Реджина побледнела. Её губы дрогнули, но она не отвела взгляда.
— Кларисса тебе это сказала? — спросила она тихо. — Змея, которая…
— Не важно, кто сказал, — Эмма шагнула ближе, и теперь между ними было не больше вытянутой руки. — Важно, что это правда. Твоя мать не хочет, чтобы мы были рядом. И если я поеду с тобой, она найдёт способ от меня избавиться. А я не хочу умирать, Реджина. Я слишком долго боролась за то, чтобы просто быть.
Она сказала это и вдруг поняла, что это правда. Не вся, но её часть. Она боялась Коры. Боялась не столько смерти, сколько того, что её снова вышвырнут из этого мира, как тогда, из окна замка Румпеля, и она никогда не сможет вернуться. Или вернётся, но уже слишком поздно. Как для Румпеля, который ждал двести лет.
Но главную причину она не назвала. Не могла. Не сейчас.
Реджина смотрела на неё, и в её глазах медленно гас свет. Тот самый, который зажёгся три дня назад на площади, когда она впервые увидела эту странную девушку в рваной одежде, сжавшую в кулаке клок чужих волос. Три дня. Всего три дня, а ей казалось — целая жизнь.
— Ты боишься, — сказала Реджина, и голос её был пустым, как колодец, из которого вычерпали всю воду. — Ты боишься её. Но ты не боишься Румпеля, который проклинает принцесс.
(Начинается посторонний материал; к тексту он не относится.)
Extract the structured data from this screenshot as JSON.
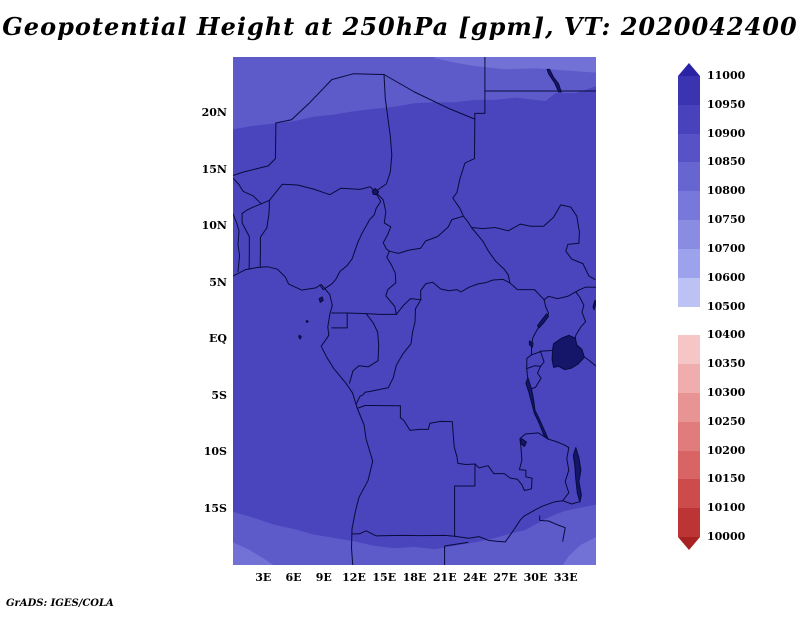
{
  "title": "Geopotential Height at 250hPa [gpm], VT: 2020042400",
  "attribution": "GrADS: IGES/COLA",
  "chart_data": {
    "type": "heatmap",
    "subtype": "filled-contour-map",
    "variable": "Geopotential Height",
    "level": "250hPa",
    "units": "gpm",
    "valid_time": "2020042400",
    "title": "Geopotential Height at 250hPa [gpm], VT: 2020042400",
    "lon_range": [
      0,
      36
    ],
    "lat_range": [
      -20,
      25
    ],
    "x_ticks": [
      {
        "label": "3E",
        "lon": 3
      },
      {
        "label": "6E",
        "lon": 6
      },
      {
        "label": "9E",
        "lon": 9
      },
      {
        "label": "12E",
        "lon": 12
      },
      {
        "label": "15E",
        "lon": 15
      },
      {
        "label": "18E",
        "lon": 18
      },
      {
        "label": "21E",
        "lon": 21
      },
      {
        "label": "24E",
        "lon": 24
      },
      {
        "label": "27E",
        "lon": 27
      },
      {
        "label": "30E",
        "lon": 30
      },
      {
        "label": "33E",
        "lon": 33
      }
    ],
    "y_ticks": [
      {
        "label": "20N",
        "lat": 20
      },
      {
        "label": "15N",
        "lat": 15
      },
      {
        "label": "10N",
        "lat": 10
      },
      {
        "label": "5N",
        "lat": 5
      },
      {
        "label": "EQ",
        "lat": 0
      },
      {
        "label": "5S",
        "lat": -5
      },
      {
        "label": "10S",
        "lat": -10
      },
      {
        "label": "15S",
        "lat": -15
      }
    ],
    "colorbar": {
      "orientation": "vertical",
      "arrows": "both",
      "levels_top_to_bottom": [
        11000,
        10950,
        10900,
        10850,
        10800,
        10750,
        10700,
        10600,
        10500,
        10400,
        10350,
        10300,
        10250,
        10200,
        10150,
        10100,
        10000
      ],
      "colors_top_to_bottom": [
        "#2a23a6",
        "#3b34b0",
        "#4843bc",
        "#5753c6",
        "#6765d0",
        "#7878da",
        "#8a8ce2",
        "#9da2ec",
        "#bdc2f4",
        "#ffffff",
        "#f6c6c6",
        "#f0adad",
        "#e89494",
        "#e07c7c",
        "#d86464",
        "#cc4c4c",
        "#bc3434",
        "#a82222"
      ]
    },
    "map_colors": {
      "base": "#4a45bd",
      "band_light": "#5d5aca",
      "band_lighter": "#7272d6",
      "border": "#0a0a3c",
      "lake": "#15156a"
    },
    "field_summary": "Nearly uniform height field over central Africa: interior ~10850-10900 gpm; slightly lower bands (~10800-10850 gpm) along the northern (Sahara) edge and the far southern edge, lowest slivers at the extreme NE/SW/SE corners.",
    "contour_regions": [
      {
        "name": "north-low-band",
        "band": "10800-10850",
        "color_key": "band_light",
        "polygon": [
          [
            0,
            25.3
          ],
          [
            36.3,
            25.3
          ],
          [
            36.3,
            22.5
          ],
          [
            34,
            21.8
          ],
          [
            32,
            21.8
          ],
          [
            31,
            21.1
          ],
          [
            29,
            21.3
          ],
          [
            28,
            21.4
          ],
          [
            26,
            21.2
          ],
          [
            24,
            21.2
          ],
          [
            22,
            21.0
          ],
          [
            20,
            21.0
          ],
          [
            18,
            20.9
          ],
          [
            16,
            20.6
          ],
          [
            14,
            20.4
          ],
          [
            12,
            20.2
          ],
          [
            10,
            19.9
          ],
          [
            8,
            19.7
          ],
          [
            6,
            19.3
          ],
          [
            4,
            19.1
          ],
          [
            2,
            18.9
          ],
          [
            0,
            18.6
          ]
        ]
      },
      {
        "name": "north-lower-sliver",
        "band": "10750-10800",
        "color_key": "band_lighter",
        "polygon": [
          [
            20,
            25.3
          ],
          [
            36.3,
            25.3
          ],
          [
            36.3,
            23.6
          ],
          [
            33,
            23.8
          ],
          [
            30,
            24.0
          ],
          [
            27,
            23.9
          ],
          [
            24,
            24.2
          ],
          [
            22,
            24.5
          ],
          [
            20,
            24.9
          ]
        ]
      },
      {
        "name": "south-low-band",
        "band": "10800-10850",
        "color_key": "band_light",
        "polygon": [
          [
            0,
            -20.3
          ],
          [
            36.3,
            -20.3
          ],
          [
            36.3,
            -14.6
          ],
          [
            34,
            -15.0
          ],
          [
            33,
            -15.2
          ],
          [
            32,
            -15.5
          ],
          [
            31,
            -15.9
          ],
          [
            30,
            -16.4
          ],
          [
            29,
            -16.9
          ],
          [
            28,
            -17.1
          ],
          [
            26,
            -17.6
          ],
          [
            24,
            -18.0
          ],
          [
            22,
            -18.3
          ],
          [
            20,
            -18.6
          ],
          [
            18,
            -18.4
          ],
          [
            16,
            -18.5
          ],
          [
            14,
            -18.3
          ],
          [
            12,
            -17.9
          ],
          [
            10,
            -17.6
          ],
          [
            8,
            -17.3
          ],
          [
            6,
            -16.8
          ],
          [
            4,
            -16.4
          ],
          [
            2,
            -15.8
          ],
          [
            0,
            -15.3
          ]
        ]
      },
      {
        "name": "southwest-corner",
        "band": "10750-10800",
        "color_key": "band_lighter",
        "polygon": [
          [
            0,
            -20.3
          ],
          [
            4.5,
            -20.3
          ],
          [
            3,
            -19.4
          ],
          [
            1.5,
            -18.6
          ],
          [
            0,
            -18.0
          ]
        ]
      },
      {
        "name": "southeast-corner",
        "band": "10750-10800",
        "color_key": "band_lighter",
        "polygon": [
          [
            32.5,
            -20.3
          ],
          [
            36.3,
            -20.3
          ],
          [
            36.3,
            -17.4
          ],
          [
            34.5,
            -18.2
          ],
          [
            33.3,
            -19.2
          ]
        ]
      }
    ]
  }
}
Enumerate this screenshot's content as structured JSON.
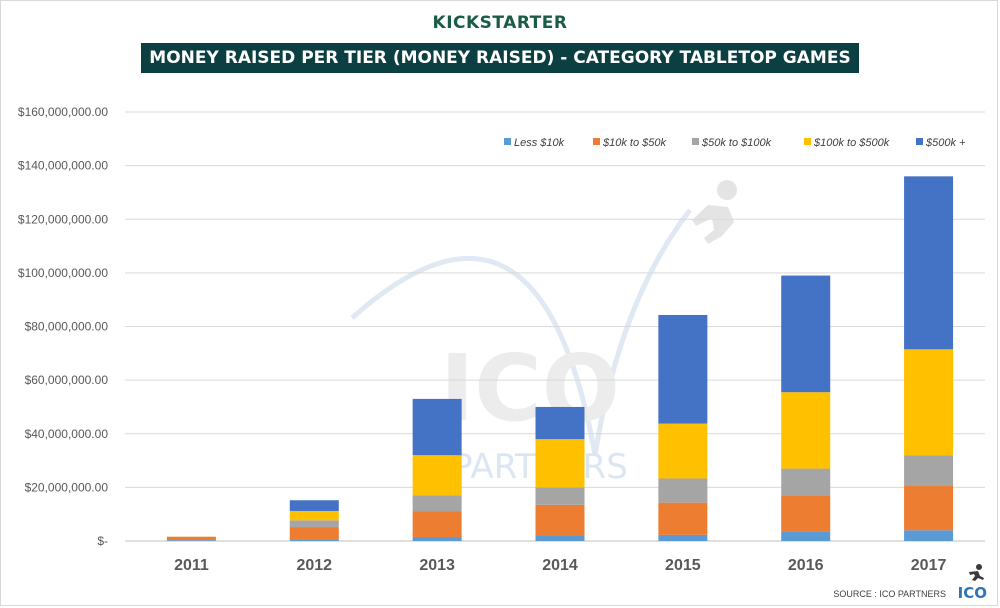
{
  "brand": "KICKSTARTER",
  "footer": {
    "source": "SOURCE : ICO PARTNERS",
    "logo": "ICO"
  },
  "watermark": {
    "text_main": "ICO",
    "text_sub": "PARTNERS"
  },
  "colors": {
    "less_10k": "#5b9bd5",
    "10k_50k": "#ed7d31",
    "50k_100k": "#a5a5a5",
    "100k_500k": "#ffc000",
    "500k_plus": "#4472c4",
    "title_bg": "#0c3f41"
  },
  "chart_data": {
    "type": "bar",
    "stacked": true,
    "title": "MONEY RAISED PER TIER (MONEY RAISED) - CATEGORY TABLETOP  GAMES",
    "xlabel": "",
    "ylabel": "",
    "ylim": [
      0,
      160000000
    ],
    "yticks": [
      0,
      20000000,
      40000000,
      60000000,
      80000000,
      100000000,
      120000000,
      140000000,
      160000000
    ],
    "ytick_labels": [
      "$-",
      "$20,000,000.00",
      "$40,000,000.00",
      "$60,000,000.00",
      "$80,000,000.00",
      "$100,000,000.00",
      "$120,000,000.00",
      "$140,000,000.00",
      "$160,000,000.00"
    ],
    "categories": [
      "2011",
      "2012",
      "2013",
      "2014",
      "2015",
      "2016",
      "2017"
    ],
    "legend_position": "top-right",
    "grid": true,
    "series": [
      {
        "name": "Less $10k",
        "color_key": "less_10k",
        "values": [
          300000,
          700000,
          1500000,
          2200000,
          2300000,
          3500000,
          4000000
        ]
      },
      {
        "name": "$10k to $50k",
        "color_key": "10k_50k",
        "values": [
          1300000,
          4500000,
          9500000,
          11300000,
          12000000,
          13500000,
          16500000
        ]
      },
      {
        "name": "$50k to $100k",
        "color_key": "50k_100k",
        "values": [
          0,
          2500000,
          6000000,
          6500000,
          9000000,
          10000000,
          11500000
        ]
      },
      {
        "name": "$100k to $500k",
        "color_key": "100k_500k",
        "values": [
          0,
          3500000,
          15000000,
          18000000,
          20500000,
          28500000,
          39500000
        ]
      },
      {
        "name": "$500k +",
        "color_key": "500k_plus",
        "values": [
          0,
          4000000,
          21000000,
          12000000,
          40500000,
          43500000,
          64500000
        ]
      }
    ]
  }
}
Не боишься остаться в замке, где каждый второй готов тебя сожрать. Не боишься исчезнуть в любой момент, как тогда, в детстве. Ты боишься мою мать.
— А ты нет? — вырвалось у Эммы.
Реджина вздрогнула. Всего на миг, но Эмма заметила. Заметила, как побелели её губы, как пальцы судорожно сжались в кулаки, как она сделала тот самый вдох, который делают люди перед тем, как сказать то, что не должны говорить.
— Я вчера сказала ей, что не оставлю тебя, — произнесла Реджина, и каждое слово давалось ей с трудом, будто она выталкивала их из себя через силу. — Она ударила меня. Сказала, что я должна забыть тебя.
Она подняла руку, коснулась щеки — там, где вчера горел след от ладони матери. Синяк уже почти сошёл, но Эмма вдруг отчётливо увидела его. Увидела, как Кора замахивается. Увидела, как Реджина не отступает. Как смотрит в лицо матери и не опускает глаз.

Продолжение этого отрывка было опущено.